Invest Like Her How to Build a Portfolio: Investing like her” means creating a plan that fits your income, schedule, obligations, and risk tolerance. This tutorial shows you how to build a portfolio for you, not a generic investor.
How Women’s Real-Life Factors Shape Investing Choices
Women have specific financial issues that typical investment advice overlooks:
- Women globally often spend more years in poor health or managing chronic conditions.
- In the United States, around 61% of family carers are women, many of whom provide care for more than 20 hours a week.
- After a divorce, a woman’s family income declines by about 46%-50%, while a man’s income drops by 23%-29%.
- In the U.S., women are 43% more likely than men to say they have taken a career hiatus. They are also more likely to take early-career pauses, which may hinder early-career advancement and long-term earning potential.
- When women work remotely or flexibly, they are 1.5 times less likely to be promoted than women who work in the office.
With these facts in mind, it follows that women need assets that are always available in crises, help fill income gaps, and have steady appreciation to fund longer retirements.
Zaneilia Harris, CFP® Board member and president of Harris & Harris Wealth Management Group, helps women plan for the reality that “they could literally live until they’re a hundred—or at least until they’re 90.”
She says some advice, like waiting until 70 to claim Social Security, “doesn’t really apply.” Harris notes clients often leave the workforce at 60, so she helps women in their 40s and 50s prepare—or adapt if needed.
“Women often face ‘compounding uncertainty’ as they are ‘taking care of children and aging parents,’ says Renee Cohen, CFP®, founder of Nexa Wealth. For women or couples without children, she says, the worry is generally, “Who’s going to take care of me later on?”
What a Portfolio Really Is—and Why It Matters
An investment portfolio is a collection of financial assets—stocks, bonds, cash, funds, real estate, or other investments. Your portfolio depends on your goals, whether you’re retiring or saving for education. It need not be complex, but each asset has a role:
Invest Like Her How to Build a Portfolio:
- Stocks have high growth potential but can be volatile.
- Bonds typically rise when stocks are weak.
- Cash and cash equivalents give you stability and easier access to funds.
- Mutual funds and ETFs provide broad exposure without having to pick individual stocks.
This mix matters because diversification spreads your risk. When one asset class underperforms (such as stocks), gains in other asset classes can help cushion the blow.
Renee reminds clients that investing isn’t just about returns but about having a diversified portfolio, spreading risk, and understanding how investments support your wealth.
Asset Allocation: Invest Like Her How to Build a Portfolio:
Asset allocation is the division of money among stocks, bonds, and cash. Data shows allocation drives most long-term performance—more than picking investments or timing. Your mix should shift with your life:
- Early career: More stocks for long-term growth, when you have decades to ride out market dips
- Midlife: Balance protecting current wealth with growing retirement savings.
- Pre-retirement: More bonds and cash to preserve what you’ve built and generate a steady income
There’s no single perfect allocation or “women’s portfolio”. Your mix will look different if you’re saving for a home, caring for aging parents, building a business, or planning retirement, whether solo or with a partner. “Being okay in retirement means something different to everyone,” Harris says.
“You have to explore what’s important to clients—what brings peace? The best results come when clients collaborate and create plans through ongoing conversations.”
When (and When Not) to Change Your Portfolio
Rebalancing restores your portfolio to its target mix, like 70% stocks and 30% bonds. Don’t react to every market shift; focus on long-term goals. Rebalance when:
- Once a year, as part of a regular review
- After major life events, such as marriage, divorce, having children, or becoming widowed
- When goals change, like shortening a retirement timeline from 20 years to 10 years
Invest Like Her How to Build a Portfolio: As life changes, portfolios should too. Whether recovering after divorce, leaving work early, or dealing with widowhood, your investments must adapt. Harris and Cohen help women manage these transitions.
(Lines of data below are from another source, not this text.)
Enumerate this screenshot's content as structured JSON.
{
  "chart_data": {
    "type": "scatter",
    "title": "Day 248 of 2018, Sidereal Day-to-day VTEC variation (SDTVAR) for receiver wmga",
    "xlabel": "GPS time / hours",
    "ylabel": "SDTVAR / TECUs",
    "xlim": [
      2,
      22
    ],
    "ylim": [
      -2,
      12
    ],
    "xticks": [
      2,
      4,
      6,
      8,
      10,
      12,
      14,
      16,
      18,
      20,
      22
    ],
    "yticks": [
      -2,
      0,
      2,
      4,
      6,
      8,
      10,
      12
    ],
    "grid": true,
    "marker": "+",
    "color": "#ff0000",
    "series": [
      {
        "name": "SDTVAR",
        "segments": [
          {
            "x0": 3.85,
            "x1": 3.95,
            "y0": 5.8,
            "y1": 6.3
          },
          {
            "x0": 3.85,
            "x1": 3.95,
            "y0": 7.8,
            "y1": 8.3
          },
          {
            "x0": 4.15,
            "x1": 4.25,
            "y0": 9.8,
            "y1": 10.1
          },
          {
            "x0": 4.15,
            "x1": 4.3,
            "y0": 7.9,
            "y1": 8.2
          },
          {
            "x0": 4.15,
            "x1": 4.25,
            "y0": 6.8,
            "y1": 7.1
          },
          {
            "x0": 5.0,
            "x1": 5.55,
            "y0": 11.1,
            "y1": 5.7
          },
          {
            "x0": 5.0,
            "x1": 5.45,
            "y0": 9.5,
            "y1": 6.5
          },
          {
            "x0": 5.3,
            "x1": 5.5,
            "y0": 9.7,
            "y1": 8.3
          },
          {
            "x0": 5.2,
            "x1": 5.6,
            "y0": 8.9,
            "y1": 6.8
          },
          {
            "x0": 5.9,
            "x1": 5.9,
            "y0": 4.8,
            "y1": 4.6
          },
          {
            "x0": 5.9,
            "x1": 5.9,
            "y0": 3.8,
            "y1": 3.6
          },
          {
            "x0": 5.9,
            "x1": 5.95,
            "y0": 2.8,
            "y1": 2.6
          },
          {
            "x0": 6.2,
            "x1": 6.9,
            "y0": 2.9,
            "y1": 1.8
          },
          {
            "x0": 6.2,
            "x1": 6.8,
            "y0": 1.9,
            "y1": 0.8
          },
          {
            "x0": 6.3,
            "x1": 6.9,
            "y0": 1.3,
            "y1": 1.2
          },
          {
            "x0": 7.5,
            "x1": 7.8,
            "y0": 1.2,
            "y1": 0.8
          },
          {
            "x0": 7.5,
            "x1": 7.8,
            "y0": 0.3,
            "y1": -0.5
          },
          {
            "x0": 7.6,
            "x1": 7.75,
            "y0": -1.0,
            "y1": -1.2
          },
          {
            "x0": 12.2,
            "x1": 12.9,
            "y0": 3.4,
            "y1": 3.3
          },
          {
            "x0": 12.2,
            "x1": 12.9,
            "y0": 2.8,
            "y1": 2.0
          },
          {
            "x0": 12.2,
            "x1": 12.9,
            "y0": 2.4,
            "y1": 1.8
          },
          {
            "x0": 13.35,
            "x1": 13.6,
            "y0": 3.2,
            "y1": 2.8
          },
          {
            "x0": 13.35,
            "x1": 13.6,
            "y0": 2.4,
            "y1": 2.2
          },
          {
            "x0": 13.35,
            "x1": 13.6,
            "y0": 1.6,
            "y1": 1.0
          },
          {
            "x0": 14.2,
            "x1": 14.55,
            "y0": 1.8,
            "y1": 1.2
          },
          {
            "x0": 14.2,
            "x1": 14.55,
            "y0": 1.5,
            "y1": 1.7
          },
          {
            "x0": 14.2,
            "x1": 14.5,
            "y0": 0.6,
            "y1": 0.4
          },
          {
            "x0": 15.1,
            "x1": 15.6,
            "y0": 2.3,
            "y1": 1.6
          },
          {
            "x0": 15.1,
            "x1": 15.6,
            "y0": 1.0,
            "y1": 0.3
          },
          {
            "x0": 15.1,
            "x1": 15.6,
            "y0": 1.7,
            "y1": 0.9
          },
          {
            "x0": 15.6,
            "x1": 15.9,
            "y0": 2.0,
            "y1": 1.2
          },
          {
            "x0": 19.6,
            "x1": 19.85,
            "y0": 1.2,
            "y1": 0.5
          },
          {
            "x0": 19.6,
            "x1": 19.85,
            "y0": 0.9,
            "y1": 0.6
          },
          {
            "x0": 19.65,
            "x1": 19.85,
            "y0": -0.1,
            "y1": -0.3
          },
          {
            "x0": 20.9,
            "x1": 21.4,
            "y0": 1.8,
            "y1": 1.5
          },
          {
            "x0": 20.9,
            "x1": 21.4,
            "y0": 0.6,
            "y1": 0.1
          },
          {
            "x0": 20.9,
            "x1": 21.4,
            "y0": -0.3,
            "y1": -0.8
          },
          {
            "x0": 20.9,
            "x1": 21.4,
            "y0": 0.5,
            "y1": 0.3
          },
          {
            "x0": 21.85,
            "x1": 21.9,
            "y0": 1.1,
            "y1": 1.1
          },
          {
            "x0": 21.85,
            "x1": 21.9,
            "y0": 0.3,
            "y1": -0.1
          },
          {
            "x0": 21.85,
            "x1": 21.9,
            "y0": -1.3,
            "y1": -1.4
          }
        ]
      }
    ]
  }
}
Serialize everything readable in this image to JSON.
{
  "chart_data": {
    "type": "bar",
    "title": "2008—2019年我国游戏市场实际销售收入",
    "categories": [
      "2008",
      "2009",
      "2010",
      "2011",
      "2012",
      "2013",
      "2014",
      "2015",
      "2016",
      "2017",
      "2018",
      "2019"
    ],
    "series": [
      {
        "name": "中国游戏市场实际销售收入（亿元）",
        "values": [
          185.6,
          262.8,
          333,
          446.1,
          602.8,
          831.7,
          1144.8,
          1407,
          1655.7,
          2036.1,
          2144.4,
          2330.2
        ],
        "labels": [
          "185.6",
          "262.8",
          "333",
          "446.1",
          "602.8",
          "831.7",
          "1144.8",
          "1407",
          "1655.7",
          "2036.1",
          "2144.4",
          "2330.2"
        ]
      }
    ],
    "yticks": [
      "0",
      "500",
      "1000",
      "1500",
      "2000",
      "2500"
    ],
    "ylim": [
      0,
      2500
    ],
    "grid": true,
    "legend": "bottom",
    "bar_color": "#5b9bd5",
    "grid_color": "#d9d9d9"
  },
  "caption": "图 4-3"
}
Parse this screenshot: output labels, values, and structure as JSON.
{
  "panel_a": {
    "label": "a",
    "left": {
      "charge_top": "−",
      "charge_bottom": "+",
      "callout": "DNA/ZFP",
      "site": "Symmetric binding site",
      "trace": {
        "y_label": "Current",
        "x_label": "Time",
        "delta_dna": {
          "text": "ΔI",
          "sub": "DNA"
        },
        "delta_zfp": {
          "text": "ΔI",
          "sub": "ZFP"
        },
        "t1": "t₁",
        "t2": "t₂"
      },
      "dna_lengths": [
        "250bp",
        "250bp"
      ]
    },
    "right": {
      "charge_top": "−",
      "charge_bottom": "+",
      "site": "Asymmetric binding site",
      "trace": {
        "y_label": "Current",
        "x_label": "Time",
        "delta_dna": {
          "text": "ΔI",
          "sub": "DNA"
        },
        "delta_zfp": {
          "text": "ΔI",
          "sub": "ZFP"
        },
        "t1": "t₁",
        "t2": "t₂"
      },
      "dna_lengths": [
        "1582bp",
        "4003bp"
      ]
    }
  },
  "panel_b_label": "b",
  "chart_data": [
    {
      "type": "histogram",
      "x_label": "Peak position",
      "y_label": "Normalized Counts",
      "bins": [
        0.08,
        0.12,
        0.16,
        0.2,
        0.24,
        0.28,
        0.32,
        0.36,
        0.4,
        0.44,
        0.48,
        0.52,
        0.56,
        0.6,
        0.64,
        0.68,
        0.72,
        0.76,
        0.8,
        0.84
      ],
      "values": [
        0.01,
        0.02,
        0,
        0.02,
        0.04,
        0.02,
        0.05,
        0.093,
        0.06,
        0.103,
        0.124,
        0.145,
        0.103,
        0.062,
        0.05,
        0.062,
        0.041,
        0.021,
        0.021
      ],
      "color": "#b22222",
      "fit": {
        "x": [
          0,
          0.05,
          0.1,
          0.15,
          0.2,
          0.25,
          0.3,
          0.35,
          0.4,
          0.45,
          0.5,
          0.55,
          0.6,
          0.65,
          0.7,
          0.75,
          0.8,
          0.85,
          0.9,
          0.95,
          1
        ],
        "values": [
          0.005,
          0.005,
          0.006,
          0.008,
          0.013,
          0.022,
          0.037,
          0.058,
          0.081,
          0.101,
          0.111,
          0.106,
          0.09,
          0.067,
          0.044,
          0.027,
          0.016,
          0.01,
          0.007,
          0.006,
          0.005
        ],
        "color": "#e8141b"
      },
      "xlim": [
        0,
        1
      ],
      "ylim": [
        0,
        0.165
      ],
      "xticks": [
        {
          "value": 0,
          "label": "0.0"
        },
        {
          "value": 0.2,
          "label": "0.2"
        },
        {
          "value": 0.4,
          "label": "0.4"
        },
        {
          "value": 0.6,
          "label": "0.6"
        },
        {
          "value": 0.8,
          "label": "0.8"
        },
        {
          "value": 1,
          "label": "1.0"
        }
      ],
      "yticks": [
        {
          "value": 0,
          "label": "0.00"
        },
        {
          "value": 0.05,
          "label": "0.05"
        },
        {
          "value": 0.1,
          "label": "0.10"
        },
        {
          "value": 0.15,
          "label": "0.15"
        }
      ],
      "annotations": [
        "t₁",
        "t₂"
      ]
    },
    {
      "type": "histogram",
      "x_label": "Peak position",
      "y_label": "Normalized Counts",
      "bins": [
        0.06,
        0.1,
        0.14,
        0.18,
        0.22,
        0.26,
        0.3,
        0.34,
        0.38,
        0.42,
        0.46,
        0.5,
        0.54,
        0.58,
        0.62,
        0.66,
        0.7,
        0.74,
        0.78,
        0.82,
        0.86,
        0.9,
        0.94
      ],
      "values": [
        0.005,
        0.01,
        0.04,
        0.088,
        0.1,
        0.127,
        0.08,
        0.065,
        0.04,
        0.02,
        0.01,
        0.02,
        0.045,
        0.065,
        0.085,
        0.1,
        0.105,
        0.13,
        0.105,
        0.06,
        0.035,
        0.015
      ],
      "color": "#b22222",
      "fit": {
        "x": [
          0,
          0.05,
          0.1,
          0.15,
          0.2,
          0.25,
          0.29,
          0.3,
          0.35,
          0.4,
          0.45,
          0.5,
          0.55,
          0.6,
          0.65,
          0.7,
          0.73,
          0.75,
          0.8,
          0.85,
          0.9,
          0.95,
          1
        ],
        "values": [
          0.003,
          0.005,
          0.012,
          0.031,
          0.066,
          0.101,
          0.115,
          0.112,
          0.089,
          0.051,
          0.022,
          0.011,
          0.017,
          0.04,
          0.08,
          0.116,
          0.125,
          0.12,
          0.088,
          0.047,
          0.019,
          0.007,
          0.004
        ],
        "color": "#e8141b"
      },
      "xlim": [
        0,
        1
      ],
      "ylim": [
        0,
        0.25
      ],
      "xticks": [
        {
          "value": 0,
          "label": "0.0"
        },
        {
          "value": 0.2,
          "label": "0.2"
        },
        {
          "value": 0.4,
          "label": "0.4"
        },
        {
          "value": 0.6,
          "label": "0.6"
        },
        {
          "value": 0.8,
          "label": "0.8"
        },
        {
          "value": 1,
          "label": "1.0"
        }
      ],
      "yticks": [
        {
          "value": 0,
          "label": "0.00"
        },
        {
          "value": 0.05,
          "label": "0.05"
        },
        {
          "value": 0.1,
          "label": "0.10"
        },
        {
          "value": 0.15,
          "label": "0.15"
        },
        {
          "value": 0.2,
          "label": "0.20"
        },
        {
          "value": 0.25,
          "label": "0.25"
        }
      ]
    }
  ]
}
Cohen says financial planning isn’t “one-time.” You might need to rethink decisions made years ago. Harris approaches major life transitions similarly.
“Based on what you are telling me, your goals are, that’s what we focus on. And we do what we can do right now to hopefully get you to the place where you want to be.”
The Bottom Line
A portfolio for your life matches your real earnings, savings, and spending—not a textbook rule. When your situation or plans change, so should your strategy. The best portfolio adapts when life doesn’t go as planned.